Toad in the Hole

  • Prep Time

    10
  • Cook Time

    25
  • Serves

    2-4
Toad in the Hole

Ingredients

  • 2 ounces Plain Flour
  • 1 Egg
  • 3 fluid ounce Milk
  • 2 ounces Water
  • Salt & Peper
  • 2 tablespoons Oil or Fat
  • Package of Sausages (4 big ‘uns or lots of thin ‘uns – in The States, use bratwurst)

How to do it…

  1. Okay, turn up your oven, high. As high as it’ll go.
  2. Now, get out a tin pan. A TIN pan. This pan has to conduct heat, baby. Put the oil in the pan and put it in the oven, a middle rack will do and make sure there is plenty of clearance to the rack above and the top of the oven.
  3. Now get out a bowl. Sift the flour into the bowl. At this point, you are making the batter for another exquisite, yet simple, British culinary masterpiece, Yorkshire Pudding*. The recipe I have for this says make a well in the center, break egg into flour and beat, gradually incorporating the flour, milk, water and seasoning. I do not do that. I dump it all in, use a whisk and beat it up. Then, set it aside and let it “rest." I do not know what this resting business does but Nigella says to let it rest and I did that once and it was so much better! So, with your oil in the oven and your batter in your bowl, go off and do something for 15 minutes.
  4. Come back to put this together. This is where you have to be cautious and you have to be fast. MM (my ex) and I used to tag team this. He’s, no pun intended, the sausage man. I’m the batter babe.
  5. Using oven gloves, pull the pan out and put it on a hot plate or the like. The oil will be hot, it might even be cracklin’ hot. So be careful.
  6. Immediately pour the batter in. Obviously, it will also immediately start cooking. Once the batter is in, be ready with your sausages. Line them side by side down the middle of the pan so they aren’t touching. Now put that baby in the oven and cook for 20-30 minutes, until the pudding has risen around the sausages and is nutty brown. You want your sausages cooked but your pudding not over cooked. We have an fan assisted oven so this doesn’t take but 20 minutes, but for you, it might take longer.
  7. Pull it out, cut it up, serve it with mash, peas, edamame, boiled carrot, green beans, Brussel sprouts or whatever. This will be yummy, crispy Yorkshire Pud around the edges that is delicious bread goo around those succulent sausages. Not to be beat.

Notes

My dirty secret: My ex, Mark and I used to double the Yorkshire Pudding recipe and we'd eat this with nothing else. Try it. Pure yum!

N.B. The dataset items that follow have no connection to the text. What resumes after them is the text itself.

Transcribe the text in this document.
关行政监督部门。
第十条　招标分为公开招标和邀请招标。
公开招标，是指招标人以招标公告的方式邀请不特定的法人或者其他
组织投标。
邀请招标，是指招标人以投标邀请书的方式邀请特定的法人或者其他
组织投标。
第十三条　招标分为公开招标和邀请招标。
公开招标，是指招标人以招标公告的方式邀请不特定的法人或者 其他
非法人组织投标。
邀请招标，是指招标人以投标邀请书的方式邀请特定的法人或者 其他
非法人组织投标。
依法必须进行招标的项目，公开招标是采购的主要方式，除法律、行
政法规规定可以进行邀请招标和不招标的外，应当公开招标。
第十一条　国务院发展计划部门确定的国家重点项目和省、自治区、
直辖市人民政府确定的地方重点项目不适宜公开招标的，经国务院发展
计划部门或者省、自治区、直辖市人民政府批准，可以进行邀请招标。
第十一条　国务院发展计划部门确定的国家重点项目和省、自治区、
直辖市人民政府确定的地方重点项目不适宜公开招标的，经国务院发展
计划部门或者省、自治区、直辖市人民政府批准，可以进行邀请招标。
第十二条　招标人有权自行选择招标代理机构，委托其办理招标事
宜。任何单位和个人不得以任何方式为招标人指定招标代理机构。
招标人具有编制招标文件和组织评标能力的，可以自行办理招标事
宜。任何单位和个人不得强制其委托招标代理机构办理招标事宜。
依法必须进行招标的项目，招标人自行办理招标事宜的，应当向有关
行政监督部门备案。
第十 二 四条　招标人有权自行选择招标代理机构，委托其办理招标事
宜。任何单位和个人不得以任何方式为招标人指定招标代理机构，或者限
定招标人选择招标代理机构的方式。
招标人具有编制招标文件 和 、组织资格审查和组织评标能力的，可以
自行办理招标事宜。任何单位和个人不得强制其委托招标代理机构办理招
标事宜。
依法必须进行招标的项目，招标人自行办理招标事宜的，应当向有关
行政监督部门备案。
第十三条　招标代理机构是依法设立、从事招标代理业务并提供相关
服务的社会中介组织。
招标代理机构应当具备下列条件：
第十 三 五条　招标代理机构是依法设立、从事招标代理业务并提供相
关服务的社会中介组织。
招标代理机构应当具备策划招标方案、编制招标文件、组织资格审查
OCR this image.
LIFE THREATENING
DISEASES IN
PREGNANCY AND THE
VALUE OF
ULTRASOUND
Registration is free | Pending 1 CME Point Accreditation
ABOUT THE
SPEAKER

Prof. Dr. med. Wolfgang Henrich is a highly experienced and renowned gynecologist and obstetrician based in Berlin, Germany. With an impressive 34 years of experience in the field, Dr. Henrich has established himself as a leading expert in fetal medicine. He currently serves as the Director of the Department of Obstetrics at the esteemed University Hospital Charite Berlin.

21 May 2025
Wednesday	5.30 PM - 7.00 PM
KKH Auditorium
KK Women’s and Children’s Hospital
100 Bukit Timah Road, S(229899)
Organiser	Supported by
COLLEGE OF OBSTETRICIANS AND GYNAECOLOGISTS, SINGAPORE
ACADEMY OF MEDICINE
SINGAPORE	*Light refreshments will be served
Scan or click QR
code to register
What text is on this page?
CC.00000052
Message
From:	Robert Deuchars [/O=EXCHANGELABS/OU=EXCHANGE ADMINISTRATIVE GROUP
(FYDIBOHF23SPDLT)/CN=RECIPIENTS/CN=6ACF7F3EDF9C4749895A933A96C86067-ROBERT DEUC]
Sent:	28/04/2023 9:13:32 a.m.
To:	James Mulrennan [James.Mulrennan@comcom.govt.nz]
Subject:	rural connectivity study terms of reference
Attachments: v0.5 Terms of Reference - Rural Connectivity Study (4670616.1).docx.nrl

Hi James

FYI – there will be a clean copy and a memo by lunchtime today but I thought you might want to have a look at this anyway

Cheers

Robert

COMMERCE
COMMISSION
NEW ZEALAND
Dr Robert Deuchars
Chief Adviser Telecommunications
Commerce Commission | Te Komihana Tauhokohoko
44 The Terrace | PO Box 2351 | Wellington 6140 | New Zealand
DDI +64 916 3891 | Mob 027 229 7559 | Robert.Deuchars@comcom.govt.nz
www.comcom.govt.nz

*Another reason I feel the British are geniuses is that the Brits call everything “pudding”. Yorkshire Pudding is bread. Dessert, the course of the meal, is called, generically, “pudding” (as in, “Mummy, what’s for pudding?”). Steak and Kidney Pudding is another meat/gravy/bread masterpiece with wet, sticky suet bread around the meat and it's steamed. If in doubt of what to eat on the British Isles, anything with the word “pudding” in it is an excellent choice. Though, you may be having dessert for your main course. Or a meat dish for dessert. Go with it! You won’t be disappointed.